Il Centro Studi Operatori del Credito ha avviato con il proprio Comitato Giuridico un’analisi approfondita con l’intento di valutare la legittimità giuridica del mono mandato. Sono state individuate due possibili iniziative: da una parte c’è la possibilità di intraprendere un’azione giudiziaria individuale per gli agenti in attività finanziaria “costretti” a rinunciare all’indennità di clientela prevista ai sensi dell’art. 1751 c.c.; dall’altra c’è la concreta possibilità di intraprendere un’azione giudiziaria collettiva da parte degli operatori creditizi dinanzi alla Corte di Giustizia Europea con l’obiettivo di vedere riconosciuta la lesione del diritto alla concorrenza e i conseguenti danni economici subiti a seguito dell’introduzione del mono mandato.

Il Comitato Giuridico del CSOC (Centro Studi Operatori del Credito) ha analizzato il tema del “mono-mandato” al fine di promuovere la tutela degli interessi degli operatori del credito.

La categoria più colpita dall’introduzione del mono mandato è rappresentata, senza dubbio, proprio dagli agenti in attività finanziaria; questi ultimi infatti, hanno visto ledere la loro attività professionale dovendo in molti casi rinunciare a diversi incarichi e alle indennità ad essi spettanti: tra queste l’indennità di clientela prevista dall’art. 1751 del Codice Civile.

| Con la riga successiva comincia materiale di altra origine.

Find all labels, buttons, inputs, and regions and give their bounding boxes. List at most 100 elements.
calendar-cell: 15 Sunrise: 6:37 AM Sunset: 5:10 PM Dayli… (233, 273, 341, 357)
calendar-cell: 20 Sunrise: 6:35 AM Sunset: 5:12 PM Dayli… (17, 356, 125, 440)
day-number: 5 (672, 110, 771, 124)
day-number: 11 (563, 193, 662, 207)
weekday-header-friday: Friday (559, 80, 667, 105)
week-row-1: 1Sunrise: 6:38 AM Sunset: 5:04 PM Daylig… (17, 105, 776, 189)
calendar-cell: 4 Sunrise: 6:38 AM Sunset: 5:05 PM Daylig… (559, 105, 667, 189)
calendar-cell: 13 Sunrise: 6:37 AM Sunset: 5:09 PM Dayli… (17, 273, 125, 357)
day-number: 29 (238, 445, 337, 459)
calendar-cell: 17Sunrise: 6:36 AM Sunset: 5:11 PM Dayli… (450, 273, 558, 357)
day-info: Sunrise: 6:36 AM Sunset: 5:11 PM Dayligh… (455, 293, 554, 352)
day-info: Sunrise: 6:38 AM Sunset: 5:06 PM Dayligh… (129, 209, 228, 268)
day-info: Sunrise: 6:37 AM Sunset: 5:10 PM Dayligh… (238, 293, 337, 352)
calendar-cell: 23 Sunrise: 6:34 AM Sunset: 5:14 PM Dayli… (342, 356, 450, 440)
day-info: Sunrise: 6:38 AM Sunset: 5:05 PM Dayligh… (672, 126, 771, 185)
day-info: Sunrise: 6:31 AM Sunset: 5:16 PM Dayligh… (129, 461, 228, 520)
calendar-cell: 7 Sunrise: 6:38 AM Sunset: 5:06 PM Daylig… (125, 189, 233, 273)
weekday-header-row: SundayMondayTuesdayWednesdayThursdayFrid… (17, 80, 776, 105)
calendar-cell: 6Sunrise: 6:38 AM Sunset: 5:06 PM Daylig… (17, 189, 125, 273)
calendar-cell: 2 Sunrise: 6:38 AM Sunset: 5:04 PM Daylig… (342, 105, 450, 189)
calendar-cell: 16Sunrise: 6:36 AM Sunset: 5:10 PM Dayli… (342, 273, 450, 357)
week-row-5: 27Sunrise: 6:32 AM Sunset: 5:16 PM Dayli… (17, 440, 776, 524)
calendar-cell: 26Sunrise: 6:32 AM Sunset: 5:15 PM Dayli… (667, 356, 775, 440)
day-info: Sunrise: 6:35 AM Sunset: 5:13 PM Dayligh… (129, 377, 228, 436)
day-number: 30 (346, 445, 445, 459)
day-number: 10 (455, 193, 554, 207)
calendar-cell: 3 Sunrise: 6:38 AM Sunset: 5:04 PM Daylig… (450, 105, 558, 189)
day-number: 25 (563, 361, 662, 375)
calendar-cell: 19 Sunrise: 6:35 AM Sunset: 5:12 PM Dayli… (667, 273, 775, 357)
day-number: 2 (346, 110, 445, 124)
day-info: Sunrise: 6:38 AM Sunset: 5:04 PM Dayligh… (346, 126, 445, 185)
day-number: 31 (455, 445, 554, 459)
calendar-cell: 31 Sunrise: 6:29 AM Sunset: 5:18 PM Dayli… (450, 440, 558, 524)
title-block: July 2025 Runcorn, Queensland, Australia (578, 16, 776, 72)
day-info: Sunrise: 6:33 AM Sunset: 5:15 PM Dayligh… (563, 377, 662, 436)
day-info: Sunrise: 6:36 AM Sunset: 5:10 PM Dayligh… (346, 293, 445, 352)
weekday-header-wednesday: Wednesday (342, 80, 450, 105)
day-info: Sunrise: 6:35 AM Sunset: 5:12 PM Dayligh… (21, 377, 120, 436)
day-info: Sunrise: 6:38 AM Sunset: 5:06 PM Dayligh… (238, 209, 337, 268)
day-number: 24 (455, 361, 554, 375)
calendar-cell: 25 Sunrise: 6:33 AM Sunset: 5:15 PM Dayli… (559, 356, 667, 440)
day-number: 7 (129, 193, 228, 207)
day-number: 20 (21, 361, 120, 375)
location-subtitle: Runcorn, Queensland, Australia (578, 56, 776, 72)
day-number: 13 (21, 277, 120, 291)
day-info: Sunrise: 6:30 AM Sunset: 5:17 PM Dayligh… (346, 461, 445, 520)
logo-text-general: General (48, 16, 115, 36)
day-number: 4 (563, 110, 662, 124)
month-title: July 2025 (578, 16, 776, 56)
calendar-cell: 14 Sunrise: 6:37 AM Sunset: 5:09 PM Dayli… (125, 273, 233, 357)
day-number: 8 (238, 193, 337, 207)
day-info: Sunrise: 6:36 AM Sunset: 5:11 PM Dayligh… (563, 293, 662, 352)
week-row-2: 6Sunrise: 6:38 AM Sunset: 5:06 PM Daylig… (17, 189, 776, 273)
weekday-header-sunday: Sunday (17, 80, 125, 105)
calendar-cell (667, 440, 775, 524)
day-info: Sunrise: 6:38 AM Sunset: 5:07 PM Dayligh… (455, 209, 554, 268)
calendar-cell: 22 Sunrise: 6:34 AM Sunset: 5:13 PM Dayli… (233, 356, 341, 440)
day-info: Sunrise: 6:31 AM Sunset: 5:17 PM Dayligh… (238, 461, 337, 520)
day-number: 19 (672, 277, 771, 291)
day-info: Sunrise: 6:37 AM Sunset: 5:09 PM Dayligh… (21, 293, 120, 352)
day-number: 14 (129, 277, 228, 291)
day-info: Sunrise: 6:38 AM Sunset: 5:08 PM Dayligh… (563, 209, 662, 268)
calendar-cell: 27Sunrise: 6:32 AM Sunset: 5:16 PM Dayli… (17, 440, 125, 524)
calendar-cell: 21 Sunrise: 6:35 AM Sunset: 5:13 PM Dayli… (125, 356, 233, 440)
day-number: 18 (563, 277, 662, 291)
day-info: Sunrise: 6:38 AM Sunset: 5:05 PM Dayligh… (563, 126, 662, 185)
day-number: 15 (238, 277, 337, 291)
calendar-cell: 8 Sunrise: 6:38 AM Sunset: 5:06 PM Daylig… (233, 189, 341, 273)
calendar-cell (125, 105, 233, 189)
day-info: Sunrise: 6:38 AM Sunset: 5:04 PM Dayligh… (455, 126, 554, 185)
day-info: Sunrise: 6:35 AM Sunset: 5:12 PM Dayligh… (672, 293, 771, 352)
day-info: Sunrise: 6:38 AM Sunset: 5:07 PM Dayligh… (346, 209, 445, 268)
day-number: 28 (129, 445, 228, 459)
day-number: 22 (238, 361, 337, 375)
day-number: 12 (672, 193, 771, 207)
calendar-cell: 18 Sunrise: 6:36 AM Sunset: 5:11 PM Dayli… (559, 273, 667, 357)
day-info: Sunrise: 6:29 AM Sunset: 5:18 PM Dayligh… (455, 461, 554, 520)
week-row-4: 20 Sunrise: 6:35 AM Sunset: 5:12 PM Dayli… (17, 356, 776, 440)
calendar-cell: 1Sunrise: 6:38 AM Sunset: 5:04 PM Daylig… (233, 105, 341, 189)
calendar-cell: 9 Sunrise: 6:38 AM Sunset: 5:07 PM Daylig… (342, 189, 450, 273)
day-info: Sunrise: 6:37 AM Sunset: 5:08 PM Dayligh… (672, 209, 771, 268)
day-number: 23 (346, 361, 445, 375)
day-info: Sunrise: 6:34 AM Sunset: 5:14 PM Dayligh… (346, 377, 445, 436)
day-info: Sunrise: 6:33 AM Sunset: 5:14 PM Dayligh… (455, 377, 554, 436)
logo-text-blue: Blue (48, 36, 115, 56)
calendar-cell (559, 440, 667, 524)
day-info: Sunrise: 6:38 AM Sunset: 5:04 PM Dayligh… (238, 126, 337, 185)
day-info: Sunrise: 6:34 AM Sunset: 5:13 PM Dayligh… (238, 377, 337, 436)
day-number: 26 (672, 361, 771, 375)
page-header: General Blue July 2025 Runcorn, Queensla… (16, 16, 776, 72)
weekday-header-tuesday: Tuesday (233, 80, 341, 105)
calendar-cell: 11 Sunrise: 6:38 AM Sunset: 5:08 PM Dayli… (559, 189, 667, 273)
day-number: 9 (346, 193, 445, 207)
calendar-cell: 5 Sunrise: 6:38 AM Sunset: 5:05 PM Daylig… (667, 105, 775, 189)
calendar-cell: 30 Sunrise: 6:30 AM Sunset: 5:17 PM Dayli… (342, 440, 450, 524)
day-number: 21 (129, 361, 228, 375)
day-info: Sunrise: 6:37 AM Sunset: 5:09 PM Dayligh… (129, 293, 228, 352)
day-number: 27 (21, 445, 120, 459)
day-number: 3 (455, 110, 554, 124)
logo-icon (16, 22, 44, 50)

In moltissimi hanno cercato un dialogo con il MEF con l’intento di far venir meno o comunque ampliare la logica del mono-mandato. Nell’attuale fase in cui la riforma del settore comincia a trovare piena attuazione da parte degli operatori del settore creditizio, giungono continue istanze affinché si percorrano tutte le strade possibili per contrastare il principio del mono mandato.